"The victims thought they were downloading an innocuous utility app from the official Android market, but what they were really getting was a trojan coming straight for their financial accounts"
Aviran Hazum
- Hacker manipulated readily available 3rd party resources – Firebase and Github -- to evade detection by Google Play Protect
- Second stage malware triggered by Clast82 can bypass two-factor authentication on financial accounts, and give full control over a victim’s phone, as if the hacker is holding the phone physically
- CPR responsibly disclosed findings to Google. On Feb 9, Google confirmed that the 10 malicious applications were removed from its Play Store
Check Point Research (CPR) discovered a new dropper – a malicious program designed to deliver other malware to a victim's phone – spreading on Google’s Play Store. Dubbed “Clast82” by researchers, the dropper enacts second stage malware that gave the hacker intrusive access to the financial accounts of victims, as well as full control of victims’ mobile phones. CPR found Clast82 inside 10 utility apps, spanning functions from screen recording and QR scanning to virtual private networking (VPN).
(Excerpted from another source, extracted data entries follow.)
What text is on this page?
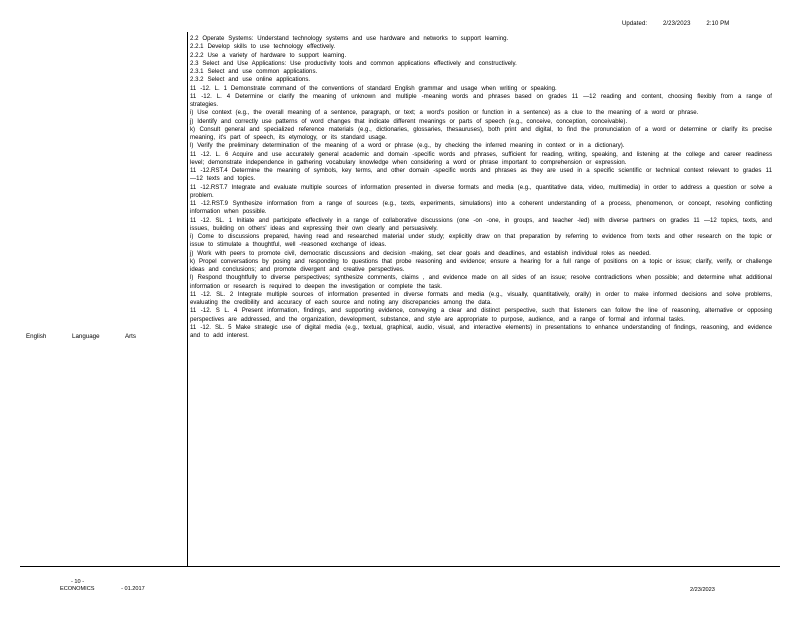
Updated:	2/23/2023	2:10 PM
English	Language	Arts

2.2 Operate Systems: Understand technology systems and use hardware and networks to support learning.

2.2.1 Develop skills to use technology effectively.

2.2.2 Use a variety of hardware to support learning.

2.3 Select and Use Applications: Use productivity tools and common applications effectively and constructively.

2.3.1 Select and use common applications.

2.3.2 Select and use online applications.

11 -12. L. 1 Demonstrate command of the conventions of standard English grammar and usage when writing or speaking.

11 -12. L. 4 Determine or clarify the meaning of unknown and multiple -meaning words and phrases based on grades 11 —12 reading and content, choosing flexibly from a range of strategies.

i) Use context (e.g., the overall meaning of a sentence, paragraph, or text; a word's position or function in a sentence) as a clue to the meaning of a word or phrase.

j) Identify and correctly use patterns of word changes that indicate different meanings or parts of speech (e.g., conceive, conception, conceivable).

k) Consult general and specialized reference materials (e.g., dictionaries, glossaries, thesauruses), both print and digital, to find the pronunciation of a word or determine or clarify its precise meaning, it's part of speech, its etymology, or its standard usage.

l) Verify the preliminary determination of the meaning of a word or phrase (e.g., by checking the inferred meaning in context or in a dictionary).

11 -12. L. 6 Acquire and use accurately general academic and domain -specific words and phrases, sufficient for reading, writing, speaking, and listening at the college and career readiness level; demonstrate independence in gathering vocabulary knowledge when considering a word or phrase important to comprehension or expression.

11 -12.RST.4 Determine the meaning of symbols, key terms, and other domain -specific words and phrases as they are used in a specific scientific or technical context relevant to grades 11 —12 texts and topics.

11 -12.RST.7 Integrate and evaluate multiple sources of information presented in diverse formats and media (e.g., quantitative data, video, multimedia) in order to address a question or solve a problem.

11 -12.RST.9 Synthesize information from a range of sources (e.g., texts, experiments, simulations) into a coherent understanding of a process, phenomenon, or concept, resolving conflicting information when possible.

11 -12. SL. 1 Initiate and participate effectively in a range of collaborative discussions (one -on -one, in groups, and teacher -led) with diverse partners on grades 11 —12 topics, texts, and issues, building on others' ideas and expressing their own clearly and persuasively.

i) Come to discussions prepared, having read and researched material under study; explicitly draw on that preparation by referring to evidence from texts and other research on the topic or issue to stimulate a thoughtful, well -reasoned exchange of ideas.

j) Work with peers to promote civil, democratic discussions and decision -making, set clear goals and deadlines, and establish individual roles as needed.

k) Propel conversations by posing and responding to questions that probe reasoning and evidence; ensure a hearing for a full range of positions on a topic or issue; clarify, verify, or challenge ideas and conclusions; and promote divergent and creative perspectives.

l) Respond thoughtfully to diverse perspectives; synthesize comments, claims , and evidence made on all sides of an issue; resolve contradictions when possible; and determine what additional information or research is required to deepen the investigation or complete the task.

11 -12. SL. 2 Integrate multiple sources of information presented in diverse formats and media (e.g., visually, quantitatively, orally) in order to make informed decisions and solve problems, evaluating the credibility and accuracy of each source and noting any discrepancies among the data.

11 -12. S L. 4 Present information, findings, and supporting evidence, conveying a clear and distinct perspective, such that listeners can follow the line of reasoning, alternative or opposing perspectives are addressed, and the organization, development, substance, and style are appropriate to purpose, audience, and a range of formal and informal tasks.

11 -12. SL. 5 Make strategic use of digital media (e.g., textual, graphical, audio, visual, and interactive elements) in presentations to enhance understanding of findings, reasoning, and evidence and to add interest.

- 10 -
ECONOMICS	- 01.2017	2/23/2023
Clast82 drops the malware-as-a-service AlienBot Banker, a second stage malware that targets financial applications by bypassing two-factor authentication codes for financial services. Concurrently, Clast82 is equipped with a mobile remote access trojan (MRAT) capable of controlling the victim’s phone with TeamViewer, making it as if the hacker is holding a victim’s phone physically.
Check Point researchers outlined the attack method involving Clast82 as below:
- Victim downloads a malicious utility app from Google Play, containing the Clast82 dropper
- Clast82 communicates with C&C server to receive configuration
- Clast82 downloads the payload received by the configuration, and installs it on the Android device – in this case, the AlienBot Banker
- Hacker gains access to victim's financial credentials and proceed to control the victim’s phone entirely
Clast82 utilizes a series of techniques to evade detection by Google Play Protect, the security protection in the Play Store. Specifically, Clast82:
· Uses Firebase (owned by Google) as a platform for C&C communication. During the Clast82 evaluation period on Google Play, the hacker changed the configuration on the command and control's side by using Firebase. In turn, the hacker "disabled" the malicious behavior of Clast82 during the evaluation period by Google.
· Uses GitHub as a 3rd party hosting platform to download the payload from. For each application, the actor created a new developer user for the Google Play store, along with a repository on the actor’s GitHub account, thus allowing the actor to distribute different payloads to devices that were infected by each malicious application.
The 10 malicious utility applications
The hacker used legitimate and known open-source Android applications. The list of applications was:
Cake VPN - com.lazycoder.cakevpns
Pacific VPN - com.protectvpn.freeapp
eVPN - com.abcd.evpnfree
BeatPlayer - com.crrl.beatplayers
BeatPlayer - com.crrl.beatplayers
QR/Barcode Scanner MAX - com.bezrukd.qrcodebarcode
eVPN - com.abcd.evpnfree
Music Player - com.revosleap.samplemusicplayers
tooltipnatorlibrary - com.mistergrizzlys.docscanpro
QRecorder - com.record.callvoicerecorder
Aviran Hazum, manager of mobile research at Check Point said: “The hacker behind Clast82 was able to bypass Google Play’s protections using a creative, but concerning, methodology. With a simple manipulation of readily available 3rd party resources – like a GitHub account, or a FireBase account – the hacker was able to leverage readily available resources to bypass Google Play Store's protections.
“The victims thought they were downloading an innocuous utility app from the official Android market, but what they were really getting was a dangerous trojan coming straight for their financial accounts. The dropper’s ability to remain undetected demonstrates the importance of why users should install a mobile security solution on their device. It is not enough to just scan the app during the evaluation period, as a malicious actor can, and will, change the application’s behavior using readily available 3rd party tools.”
CPR reported its findings to Google on January 28, 2021. On February 9th, 2021, Google confirmed that all Clast82 apps were removed from the Google Play Store.